11. 6. 2022

Defiant Ontario Education Workers are Showing Us How It’s Done

The Editors

The Ontario Conservative government’s new strikebreaking legislation, Bill 28, has been unleashed against Canadian Union of Public Employees (CUPE) education workers in particular, but it’s a threat to all workers in the province and the country. By effectively making it illegal for workers to strike when the state disapproves, undermining a right that since 2015 has been
deemed by the courts to be protected by Canada’s Charter of Rights and Freedoms, Ford and his ruling-class backers have catapulted Ontario’s workers into a new situation that’s also a very old one: where the idea that the law protects workers from their bosses is unmasked as the fiction it is; where the state is revealed, plainly, to be a force acting for the dominant class, not a neutral instrument; and where the balance of power between capital and labour is decided not by professionals in the courts but by masses of people in the streets. In this context, CUPE’s defiance – its commitment to strike despite the government’s bullying, and to absorb the staggering fines with which the government has threatened both the union and individual workers – is hugely significant.

Throughout the ongoing pandemic, we’ve seen unions unable or unwilling to take militant action against policies of mass infection that have forced workers into deadly, disabling workplaces. Union officials haven’t been prepared to accept the huge fines that the state would inflict on them as punishment for workers striking outside of the narrow limits determined by collective bargaining cycles; levels of organization and political consciousness among the rank-and-file of unions in the province are generally underdeveloped, such that for many workers, even the possibility of collective rank-and-file militancy in defiance of the union leadership hasn’t seemed imaginable. Those in power have done more or less as they’ve liked, and those without power – or with enormous latent power, but not organized into a fighting force – have suffered what they must.

The CUPE education workers’ strike is a sign that this state of affairs may be changing. While cautious optimism is prudent, the strike is important not least as a force for stirring the spirit, a sudden revelation of militant possibilities that had seemed, just weeks ago, beyond the pale. People on the Internet like to call for general strikes, and seasoned organizers tend to reply that a general strike isn’t born of desire alone but requires years of patient organizing on the ground. That’s true. But what that wisdom doesn’t quite capture is strikes’ possibility of contagion, the accelerant virality of the strike’s defiance. Something powerful can happen to the popular imagination when working-class people start to take history into their own hands, tap into their experience of years of escalating violent dispossession, and show that the world can be other than what the cops and bosses say it is. From the general strikes that swept Canada in 1919 to the popular uprisings against patriarchal state domination currently roiling Iran, there are abundant examples of proletarian struggles lancing like sudden wildfires across an arid, flammable status quo.

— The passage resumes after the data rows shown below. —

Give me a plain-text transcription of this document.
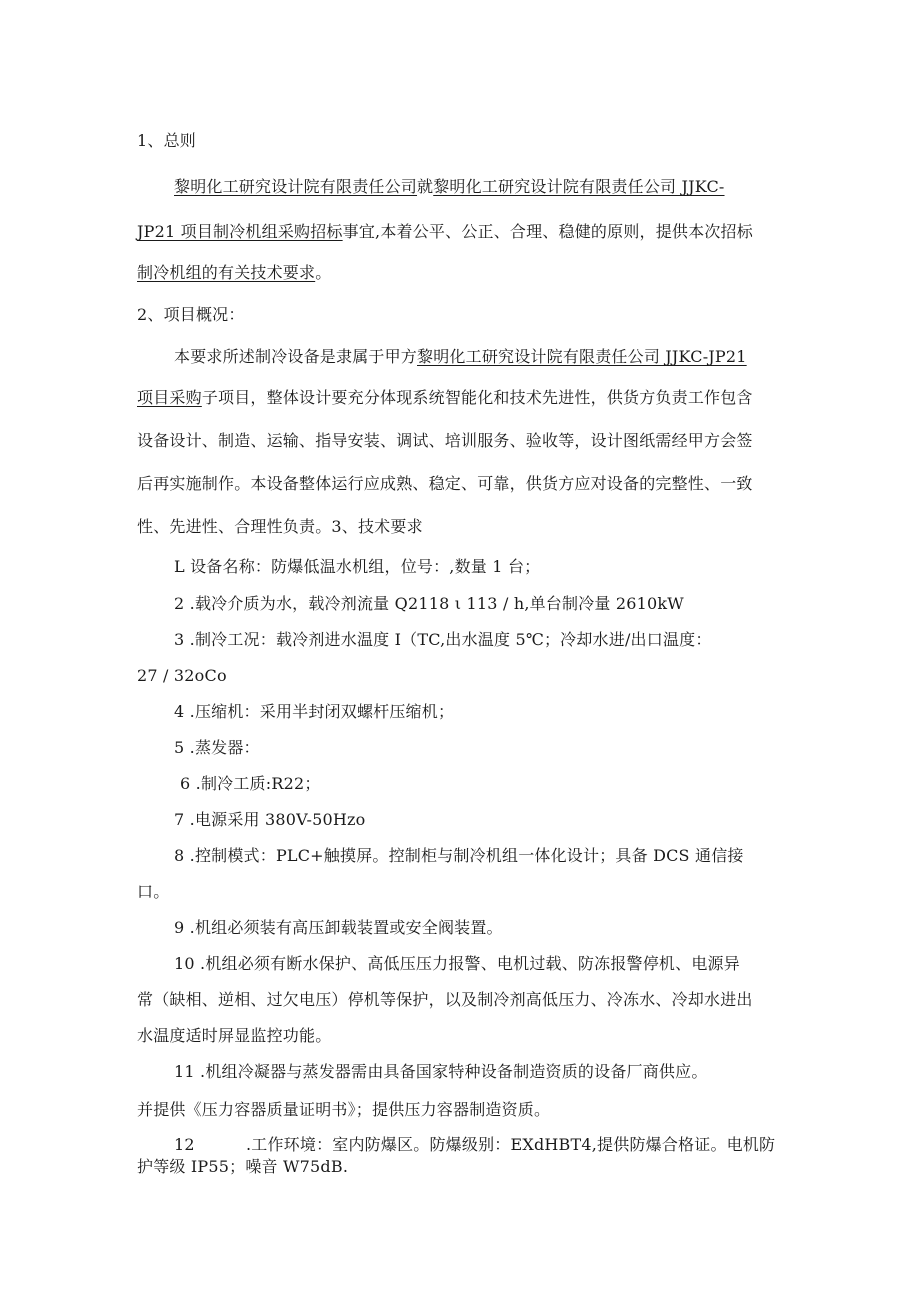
1、总则
黎明化工研究设计院有限责任公司就黎明化工研究设计院有限责任公司 JJKC-
JP21 项目制冷机组采购招标事宜,本着公平、公正、合理、稳健的原则，提供本次招标
制冷机组的有关技术要求。
2、项目概况：
本要求所述制冷设备是隶属于甲方黎明化工研究设计院有限责任公司 JJKC-JP21
项目采购子项目，整体设计要充分体现系统智能化和技术先进性，供货方负责工作包含
设备设计、制造、运输、指导安装、调试、培训服务、验收等，设计图纸需经甲方会签
后再实施制作。本设备整体运行应成熟、稳定、可靠，供货方应对设备的完整性、一致
性、先进性、合理性负责。3、技术要求
L 设备名称：防爆低温水机组，位号：,数量 1 台；
2 .载冷介质为水，载冷剂流量 Q2118 ι 113 / h,单台制冷量 2610kW
3 .制冷工况：载冷剂进水温度 I（TC,出水温度 5℃；冷却水进/出口温度：
27 / 32oCo
4 .压缩机：采用半封闭双螺杆压缩机；
5 .蒸发器：
6 .制冷工质:R22；
7 .电源采用 380V-50Hzo
8 .控制模式：PLC+触摸屏。控制柜与制冷机组一体化设计；具备 DCS 通信接
口。
9 .机组必须装有高压卸载装置或安全阀装置。
10 .机组必须有断水保护、高低压压力报警、电机过载、防冻报警停机、电源异
常（缺相、逆相、过欠电压）停机等保护，以及制冷剂高低压力、冷冻水、冷却水进出
水温度适时屏显监控功能。
11 .机组冷凝器与蒸发器需由具备国家特种设备制造资质的设备厂商供应。
并提供《压力容器质量证明书》；提供压力容器制造资质。
12	.工作环境：室内防爆区。防爆级别：EXdHBT4,提供防爆合格证。电机防
护等级 IP55；噪音 W75dB.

By law, unions in Canada are forbidden to strike in solidarity with other workers, constrained instead to strike only at appointed times to demand improvements in their own wages and working conditions. But by invoking the notwithstanding clause of Canada’s Charter of Rights and Freedoms, which gives the state a get-out-of-Charter-free card, the Ontario Conservative government has torn up the legal framework that imposes those constraints. Gone is the promise that if unions and workers just “behave,” they’ll get to collectively bargain for their own interests to the full extent the law allows. Already Ontario Public Service Employees Union (OPSEU) education workers have walked off the job in solidarity with their CUPE siblings. Who’s next? 

The crucial question now is whether such solidarity actions can spread. It’ll take disruptive action like sympathy strikes and blockades to make the government reverse course. Pickets and demonstrations are crucial; they can and should be amplified by coordinated refusals of unsafe work and other walkouts. The key is collective action that starts to spread and escalate – which can happen only when workers activate connections within their workplaces and in their communities. And as strikes by teachers’ unions in Chicago, Los Angeles, West Virginia, and elsewhere have shown us, social reproductive workers are often well-placed to bring communities together in struggle. This kind of solidarity is especially important in light of the relentless attack on sites of social reproduction – education, healthcare, housing – by reactionaries in Ontario (and beyond) who purport to be acting in the interest of children, families, and workers.

It’s possible that the CUPE strike will remain a brief protest that doesn’t spread. Yet while the outcome of education workers’ bravery matters enormously, so does the very fact of their fuck you to Ford. As the labour movement enters what may be a new period of struggle, one in which the ruling class attempts to resolve on workers’ backs the contradictions of capitalist crisis – inflation most of all – and abandons any pretence of safeguarding civil liberties, CUPE workers’ defiance models a way forward. The pandemic, with its propaganda-greased normalization of mass disablement, has reinforced capitalist governments’ belief that they can get away with anything. Education workers in Ontario are showing us how the working class, everywhere the majority, has the power to prove those tyrants wrong.